Desert Solitaire


I recently read Edward Abbey’s, Desert Solitaire. Here are some of my favorite parts:

“I’m a humanist; I’d rather kill a man than a snake.” (17)

“We have agreed not to drive our automobiles into cathedrals, concert halls, art museums, legislative assemblies, private bedrooms and the other sanctums of our culture; we should treat our national parks with the same deference, for they, too, are holy places.” (52)

“The air grew cool. I put on boots and shirt, stuffed some cheese and raisins in my pocket, and went for a walk. The moon was high enough to cast a good light when I reached the place where the gray jeep had first come into view. I could see the tracks of its wheels quite plainly in the sand and the route was well marked, not only by the tracks but by the survey stakes planted in the ground at regular fifty-foot intervals and by streamers of plastic ribbon tied to the brush and trees.

Teamwork, that’s what made America what it is today. Teamwork and initiative. The survey crew had done their job; I would do mine. For about five miles I followed the course of their survey back toward headquarters, and as I went I pulled up each little wooden stake and threw it away, and cut all the bring ribbons from the bushes and hid them under a rock. A futile effort, in the long run, but it made me feel good.” (58-9)

“My theory is that solipsism, like other absurdities of the professional philosopher, is a product of too much time wasted in library stacks between the covers of a book, in smoke-filled coffeehouses (bad for the brains) and conversation-clogged seminars. To refute the solipsist or the metaphysical idealist all that you have to do is take him out and throw a rock at his head: if he ducks he’s a liar.” (97)

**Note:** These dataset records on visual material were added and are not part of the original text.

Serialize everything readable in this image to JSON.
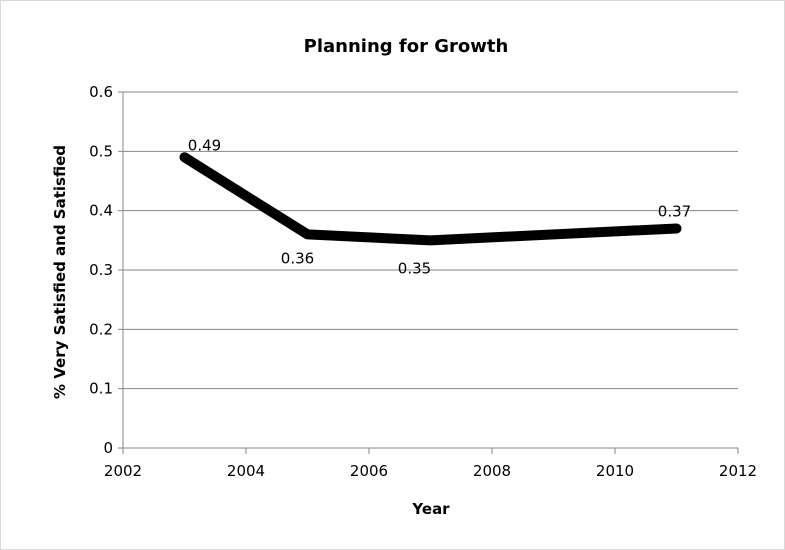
{
  "chart_data": {
    "type": "line",
    "title": "Planning for Growth",
    "xlabel": "Year",
    "ylabel": "% Very Satisfied and Satisfied",
    "xlim": [
      2002,
      2012
    ],
    "ylim": [
      0,
      0.6
    ],
    "x_ticks": [
      2002,
      2004,
      2006,
      2008,
      2010,
      2012
    ],
    "x_tick_labels": [
      "2002",
      "2004",
      "2006",
      "2008",
      "2010",
      "2012"
    ],
    "y_ticks": [
      0,
      0.1,
      0.2,
      0.3,
      0.4,
      0.5,
      0.6
    ],
    "y_tick_labels": [
      "0",
      "0.1",
      "0.2",
      "0.3",
      "0.4",
      "0.5",
      "0.6"
    ],
    "grid": "horizontal",
    "legend": "none",
    "series": [
      {
        "color": "#000000",
        "x": [
          2003,
          2005,
          2007,
          2011
        ],
        "y": [
          0.49,
          0.36,
          0.35,
          0.37
        ],
        "data_labels": [
          "0.49",
          "0.36",
          "0.35",
          "0.37"
        ]
      }
    ]
  }
}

“If […] water cannot be found in the rocks or under the sand and you find yourself too tired and discouraged to go on, crawl into the shade and wait for help to find you. If no one is looking for you write your will in the sand and the let the wind carry your last words and signature easy to the borders of Colorado and south to the pillars of Monument Valley—someday, never fear, your bare elegant bones will be discovered and wondered and marveled at.” (115)

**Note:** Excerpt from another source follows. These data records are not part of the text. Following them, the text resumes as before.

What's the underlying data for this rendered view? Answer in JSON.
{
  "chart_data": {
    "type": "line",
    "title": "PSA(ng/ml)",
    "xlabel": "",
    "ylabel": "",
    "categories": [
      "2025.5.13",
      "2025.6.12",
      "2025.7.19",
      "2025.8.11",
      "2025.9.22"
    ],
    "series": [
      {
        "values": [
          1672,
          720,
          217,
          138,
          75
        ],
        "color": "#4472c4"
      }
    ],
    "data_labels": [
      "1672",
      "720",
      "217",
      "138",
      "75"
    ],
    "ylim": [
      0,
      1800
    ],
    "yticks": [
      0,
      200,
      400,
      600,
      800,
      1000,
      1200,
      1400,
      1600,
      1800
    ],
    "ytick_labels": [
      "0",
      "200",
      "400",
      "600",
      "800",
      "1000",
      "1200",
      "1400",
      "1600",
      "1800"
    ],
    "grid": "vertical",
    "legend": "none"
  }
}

“Mountains complement desert as desert complements city, as wilderness complements and completes civilization. A man could be a lover and defender of the wilderness without ever in his lifetime leaving the boundaries of asphalt, power lines and right-angled surfaces. We need wilderness whether or not we ever set foot in it. We need a refuge even though we may never need to go there. […] We need the possibility of escape as surely as we need hope; without it the life of the cities would drive all men into crime or drugs or psychoanalysis.” (129-130)

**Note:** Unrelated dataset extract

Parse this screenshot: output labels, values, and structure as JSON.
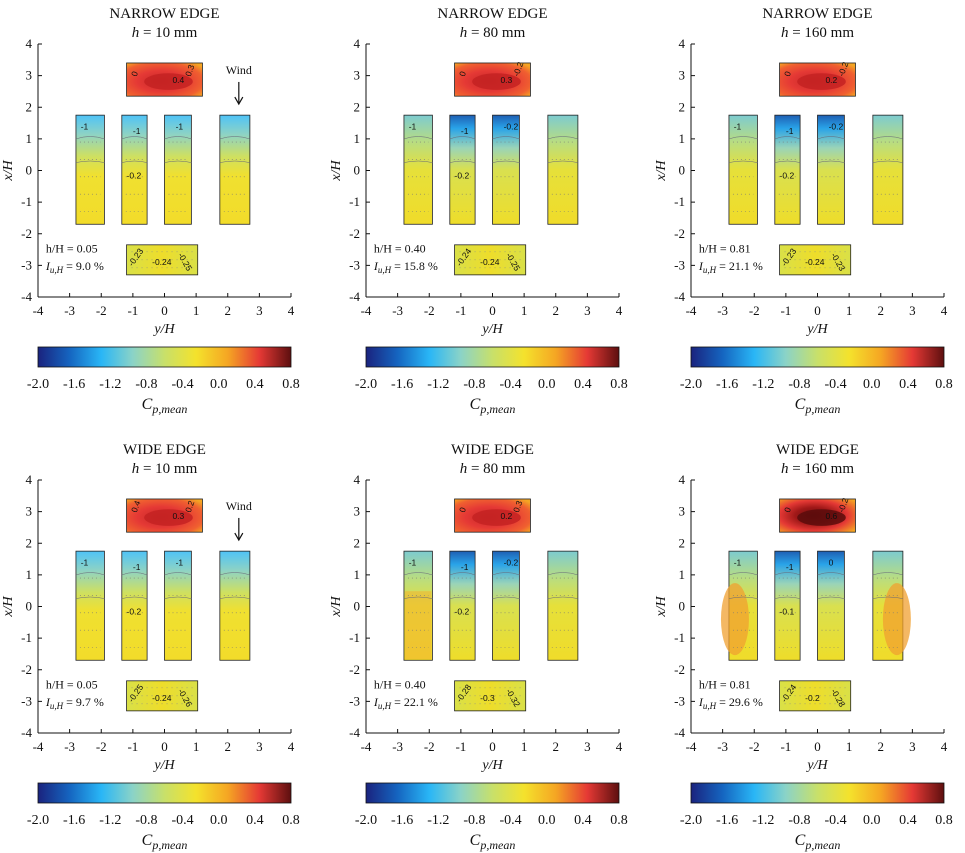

“There are no vacant lots in nature.” (166)

“Men come and go, cities rise and fall, whole civilizations appear and disappear—the earth remains, slightly modified.” (194)

“Now here comes another clown with a scheme for the utopian national park: Central Park National Park, Disneyland National Park. Look here, he says, what’s the matter with you fellows?—let’s get cracking with this dump. Your road is bad; pave it. Better yet, build a paved road to every corner of the park; better yet, pave the whole damned place so any damn fool can drive anything anywhere—is this a democracy or ain’t it? Next, charge a good stuff admission fee; you can’t let people in for free; that leads to socialism and regimentation. Next, get rid of all these homely rangers in their Smokey the Bear suits. Hire a crew of pretty girls, call them rangerettes, let them sell the tickets and give the campfire talks. And advertise, for godsake, advertise! How do you expect to get people in here if you don’t advertise? Next, these here Arches—light them up. Floodlight them, turn on colored, revolving lights—jazz it up, man, it’s dead. Light up the whole place, all night long, get on a 24-hour shift, keep them coming, keep them moving, you got two hundred million people out there waiting to see your product—is this a free country or what the hell is it?” (247)

Abbey, Edward. Desert Solitaire: A Season in the Wilderness. New York: Simon & Schuster, 1990.